J’aimerais maintenant expliquer pourquoi je choisis de m’intéresser principalement au Père Lachaise : je l’ai toujours connu de nom, mais je n’y suis jamais allée. L’occasion me semble rêvée : c’est maintenant ou jamais… Ensuite, je pars dans l’idée que ce cimetière me permettra de diversifier les témoignages de ses voisins : c’est aussi un parc et un musée à ciel ouvert. J’ai déjà dans l’idée de comparer tous ces témoignages à d’autres, qui concerneraient d’autres cimetières : Les Bulvis à coté de chez moi (et la fameuse maison encerclée), celui près d’une résidence d’étudiants en agronomie, etc. En effet, vivre avec vue sur le Père Lachaise, ce n’est pas la même chose que vivre avec vue sur un cimetière de banlieue puisque le coté musée, par exemple est dans l’un, non dans l’autre.

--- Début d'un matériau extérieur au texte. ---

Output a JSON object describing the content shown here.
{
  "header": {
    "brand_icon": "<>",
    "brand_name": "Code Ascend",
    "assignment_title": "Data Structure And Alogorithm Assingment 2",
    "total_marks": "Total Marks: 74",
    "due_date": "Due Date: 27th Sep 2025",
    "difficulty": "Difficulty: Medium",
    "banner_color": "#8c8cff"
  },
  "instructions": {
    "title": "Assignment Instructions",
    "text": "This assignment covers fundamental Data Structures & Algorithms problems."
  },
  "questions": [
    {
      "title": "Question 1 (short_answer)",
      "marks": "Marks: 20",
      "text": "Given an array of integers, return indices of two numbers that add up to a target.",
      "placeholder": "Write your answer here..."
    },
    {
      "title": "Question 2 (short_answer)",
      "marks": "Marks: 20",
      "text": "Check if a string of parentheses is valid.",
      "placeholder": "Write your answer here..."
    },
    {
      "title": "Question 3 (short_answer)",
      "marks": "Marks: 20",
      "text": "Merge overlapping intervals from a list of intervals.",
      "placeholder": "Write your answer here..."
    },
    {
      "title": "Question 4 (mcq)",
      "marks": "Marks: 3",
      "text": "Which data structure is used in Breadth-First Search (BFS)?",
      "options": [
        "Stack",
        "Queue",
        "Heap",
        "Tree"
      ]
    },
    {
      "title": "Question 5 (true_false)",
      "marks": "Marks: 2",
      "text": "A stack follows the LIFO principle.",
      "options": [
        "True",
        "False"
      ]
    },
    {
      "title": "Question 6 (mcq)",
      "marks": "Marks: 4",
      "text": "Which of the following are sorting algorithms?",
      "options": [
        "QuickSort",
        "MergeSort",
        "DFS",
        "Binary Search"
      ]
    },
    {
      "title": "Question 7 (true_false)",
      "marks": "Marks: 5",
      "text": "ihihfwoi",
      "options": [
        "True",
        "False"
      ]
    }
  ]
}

Avant de rencontrer toutes les personnes qui m’ont permis de mener mon enquête, je note l’ensemble des questions que je me pose à propos de ce voisinage si particulier. Elles sont réparties en plusieurs catégories :
• les personnes que je rencontre (leur emploi, leurs loisirs, leur situation familiale, etc.)

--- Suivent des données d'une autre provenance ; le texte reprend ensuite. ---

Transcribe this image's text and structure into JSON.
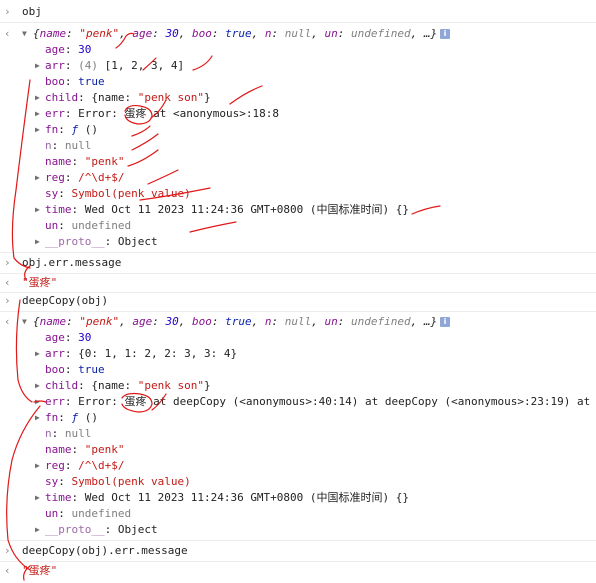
{
  "glyphs": {
    "chevron_in": "›",
    "chevron_out": "‹",
    "tri_down": "▼",
    "tri_right": "▶",
    "info": "i"
  },
  "block1": {
    "cmd": "obj",
    "summary": {
      "open": "{",
      "name_key": "name",
      "name_val": "\"penk\"",
      "age_key": "age",
      "age_val": "30",
      "boo_key": "boo",
      "boo_val": "true",
      "n_key": "n",
      "n_val": "null",
      "un_key": "un",
      "un_val": "undefined",
      "close": "…}"
    },
    "props": {
      "age_k": "age",
      "age_v": "30",
      "arr_k": "arr",
      "arr_len": "(4)",
      "arr_v": "[1, 2, 3, 4]",
      "boo_k": "boo",
      "boo_v": "true",
      "child_k": "child",
      "child_v_pre": "{name: ",
      "child_v_str": "\"penk son\"",
      "child_v_post": "}",
      "err_k": "err",
      "err_v_pre": "Error: ",
      "err_v_msg": "蛋疼",
      "err_v_post": " at <anonymous>:18:8",
      "fn_k": "fn",
      "fn_f": "ƒ",
      "fn_v": " ()",
      "n_k": "n",
      "n_v": "null",
      "name_k": "name",
      "name_v": "\"penk\"",
      "reg_k": "reg",
      "reg_v": "/^\\d+$/",
      "sy_k": "sy",
      "sy_v": "Symbol(penk value)",
      "time_k": "time",
      "time_v": "Wed Oct 11 2023 11:24:36 GMT+0800 (中国标准时间) {}",
      "un_k": "un",
      "un_v": "undefined",
      "proto_k": "__proto__",
      "proto_v": "Object"
    },
    "cmd2": "obj.err.message",
    "result2": "\"蛋疼\""
  },
  "block2": {
    "cmd": "deepCopy(obj)",
    "props": {
      "age_k": "age",
      "age_v": "30",
      "arr_k": "arr",
      "arr_v": "{0: 1, 1: 2, 2: 3, 3: 4}",
      "boo_k": "boo",
      "boo_v": "true",
      "child_k": "child",
      "child_v_pre": "{name: ",
      "child_v_str": "\"penk son\"",
      "child_v_post": "}",
      "err_k": "err",
      "err_v_pre": "Error: ",
      "err_v_msg": "蛋疼",
      "err_v_post": " at deepCopy (<anonymous>:40:14) at deepCopy (<anonymous>:23:19) at",
      "fn_k": "fn",
      "fn_f": "ƒ",
      "fn_v": " ()",
      "n_k": "n",
      "n_v": "null",
      "name_k": "name",
      "name_v": "\"penk\"",
      "reg_k": "reg",
      "reg_v": "/^\\d+$/",
      "sy_k": "sy",
      "sy_v": "Symbol(penk value)",
      "time_k": "time",
      "time_v": "Wed Oct 11 2023 11:24:36 GMT+0800 (中国标准时间) {}",
      "un_k": "un",
      "un_v": "undefined",
      "proto_k": "__proto__",
      "proto_v": "Object"
    },
    "cmd2": "deepCopy(obj).err.message",
    "result2": "\"蛋疼\""
  },
  "colors": {
    "annotation": "#e01818",
    "key": "#881391",
    "string": "#c41a16",
    "number": "#1c00cf"
  }
}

• leur relation au cimetière (depuis quand ils vivent à proximité, s’ils y vont ou non, s’ils ont un lien particulier avec, les raisons pour lesquelles ils habitent là, si c’est un de leurs sujets de conversation favoris, s’ils le trouvent beau ou effrayant, etc.)
• les légendes, le folklore (sont-ils superstitieux, sensibles au spiritisme, adeptes de films et de livres fantastiques ?

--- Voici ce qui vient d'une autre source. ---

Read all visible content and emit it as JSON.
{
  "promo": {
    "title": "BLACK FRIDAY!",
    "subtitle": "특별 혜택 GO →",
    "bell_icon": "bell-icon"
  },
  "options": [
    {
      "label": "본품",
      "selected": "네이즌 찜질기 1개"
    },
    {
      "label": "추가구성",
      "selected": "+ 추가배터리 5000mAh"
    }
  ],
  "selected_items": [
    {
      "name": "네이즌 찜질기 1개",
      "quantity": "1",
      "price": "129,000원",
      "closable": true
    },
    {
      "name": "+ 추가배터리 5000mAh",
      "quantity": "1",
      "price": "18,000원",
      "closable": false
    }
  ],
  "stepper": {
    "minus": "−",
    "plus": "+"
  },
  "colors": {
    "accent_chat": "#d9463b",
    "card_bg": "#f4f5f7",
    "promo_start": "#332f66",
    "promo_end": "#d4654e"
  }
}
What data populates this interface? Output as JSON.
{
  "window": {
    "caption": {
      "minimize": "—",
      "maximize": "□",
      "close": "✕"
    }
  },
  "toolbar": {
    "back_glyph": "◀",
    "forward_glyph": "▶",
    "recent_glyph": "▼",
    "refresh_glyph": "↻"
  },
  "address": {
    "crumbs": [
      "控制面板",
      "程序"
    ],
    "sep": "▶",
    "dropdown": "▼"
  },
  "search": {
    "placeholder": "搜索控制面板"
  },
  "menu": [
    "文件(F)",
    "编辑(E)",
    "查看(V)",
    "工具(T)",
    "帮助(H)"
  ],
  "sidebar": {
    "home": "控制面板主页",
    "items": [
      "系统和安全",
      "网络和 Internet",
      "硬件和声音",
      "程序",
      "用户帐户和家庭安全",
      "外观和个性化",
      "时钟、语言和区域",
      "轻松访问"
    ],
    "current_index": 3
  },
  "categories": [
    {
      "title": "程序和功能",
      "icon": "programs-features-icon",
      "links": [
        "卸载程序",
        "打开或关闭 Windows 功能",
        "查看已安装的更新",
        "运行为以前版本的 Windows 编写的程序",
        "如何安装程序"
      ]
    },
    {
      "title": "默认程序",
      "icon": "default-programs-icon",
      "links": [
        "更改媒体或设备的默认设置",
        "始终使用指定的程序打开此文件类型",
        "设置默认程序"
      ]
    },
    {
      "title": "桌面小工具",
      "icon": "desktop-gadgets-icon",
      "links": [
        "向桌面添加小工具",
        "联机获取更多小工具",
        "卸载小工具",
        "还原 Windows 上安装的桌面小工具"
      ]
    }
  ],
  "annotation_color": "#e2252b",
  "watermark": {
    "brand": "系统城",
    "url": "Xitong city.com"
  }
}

Ont-ils des anecdotes à raconter ?)
• les avantages de ce voisinage (quels sont-ils ?)
• la vie du cimetière (voient-ils souvent des cérémonies ?)
• leurs impressions : (le cimetière attise-t-il l’imagination ? Quelle image de la mort donne-t-il ? La mort les effraie-t-elle davantage ou au contraire, l’ont-ils apprivoisée ? La mort est-elle devenue une habitude ? Ce voisinage change-t-il quelque chose dans leur vie ?)
Pour ceux qui habitent le Père Lachaise, je leur demande aussi souvent s’ils auraient pu ou non vivre avec vue sur un autre cimetière, et s’ils ne considèrent pas ce lieu plutôt comme un parc ou un musée. Je spécifie les trois termes pour être sûre de ne pas les influencer dans leur réponse.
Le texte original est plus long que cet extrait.